What about if he doesn’t win? Say he finishes 3rd, then the ‘win’ part of your bet is obviously a loser, so that $10 is gone, but you win on the ‘place’ bet where you had $10 at 2/1, for a total of $30 back; a $10 profit. Generally if your selection places when you have an each way bet on, you’ll make a small profit.

Multiple Bets

Multiple bets are really popular nowadays. A lot of people like to do an ‘accumulator‘ on a day’s football matches which gives them a chance to win huge if all of their selections come in. Here’s an example: Lets say you pick out four selections for your ‘acca’ as they’re annoyingly becoming known at the following odds 1/2, 5/6, 5/4 and 2/1 and you put $10 on it. What your effectively doing is rolling over your bet from one event to the next.

If your first selection wins (at 1/2) you $10 has become $15, and you’re placing that on the next bet at 5/6. If it wins then you’d have  $27.50 on the next one at 5/4 and $61.88 on the last one at 2/1 and if it wins then you take home $185.64. The total odds of all 4 of these events happening is about 18.5/1. Most bookmakers will take up to 6 selections on a single accumulator and sometimes the odds can run in the thousands-to-one!

You might think it would be pretty sickening to have 5 of your 6 selections come in and you leave empty handed.

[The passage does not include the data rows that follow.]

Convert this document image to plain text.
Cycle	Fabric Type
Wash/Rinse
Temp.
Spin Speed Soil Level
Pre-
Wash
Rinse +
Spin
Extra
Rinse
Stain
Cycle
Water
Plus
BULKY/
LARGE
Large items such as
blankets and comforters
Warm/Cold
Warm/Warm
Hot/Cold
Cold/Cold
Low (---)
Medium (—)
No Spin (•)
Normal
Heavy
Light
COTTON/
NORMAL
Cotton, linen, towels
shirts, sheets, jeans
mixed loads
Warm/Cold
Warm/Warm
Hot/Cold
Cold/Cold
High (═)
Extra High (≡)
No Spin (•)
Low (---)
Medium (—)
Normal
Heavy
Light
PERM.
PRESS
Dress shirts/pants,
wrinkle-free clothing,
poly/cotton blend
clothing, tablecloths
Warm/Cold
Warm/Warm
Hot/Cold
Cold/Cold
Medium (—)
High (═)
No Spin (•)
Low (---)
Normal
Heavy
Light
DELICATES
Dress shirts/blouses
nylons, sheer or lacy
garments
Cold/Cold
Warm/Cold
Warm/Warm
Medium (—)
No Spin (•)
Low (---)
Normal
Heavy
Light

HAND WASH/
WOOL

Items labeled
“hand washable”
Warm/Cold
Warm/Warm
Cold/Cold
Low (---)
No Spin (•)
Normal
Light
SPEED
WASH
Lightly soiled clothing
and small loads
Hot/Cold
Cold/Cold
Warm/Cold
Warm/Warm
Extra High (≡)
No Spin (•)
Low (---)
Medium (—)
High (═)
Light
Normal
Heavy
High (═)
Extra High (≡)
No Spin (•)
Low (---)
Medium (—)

If that’s the case then there’s a different type of bet for you. Beware that these ones get a bit complicated but they’re all pretty much the same thing. Let’s take the example again where you make 4 selections, but as well as just an accumulator, you want to win some money if two, or three of them come in: This is called a ‘Yankee‘. Imagine your selections are A,B,C, & D. When you place a Yankee your places 6 ‘doubles’ on AB, AC, AD, BC, BD, and CD as well as 4 trebles on ABC, ABD, ACD, and BCD, and your accumulator for a total of 11 bets. So if you wanted to do a $2 Yankee it would cost you $22.

Similarly a bet like this with 5 selections is called a Super-Yankee or Canadian. Here you have 10 doubles, 10 trebles, 5 fourfold accumulator and a 5 fold accumulator. for a total of 30 bets!

A bet with 6 selections is called a Heinz and it, like the sauce company has 57 varieties of doubles, trebles, four timers, five timers, and a 6 timer.

A bet with 7 selections is called a Super Heinz and has 120 different bets, while an 8 selection bet is called a Goliath and it has 247 different bets in it. If all 8 selections win, you can probably retire!

You might have noticed that none of these bets include singles, which means that you won’t win anything if you only pick one winner. There are bets you can make which include singles and they have slightly easier to understand names. A Lucky 15 is a 4 selection bet with singles included, while a Lucky 31 is a 5 selection bet, the equivalent of the Canadian. Lastly, a Lucky 63 is the equivalent of the Heinz. Beyond that, they don’t really have names so you can call them what you want!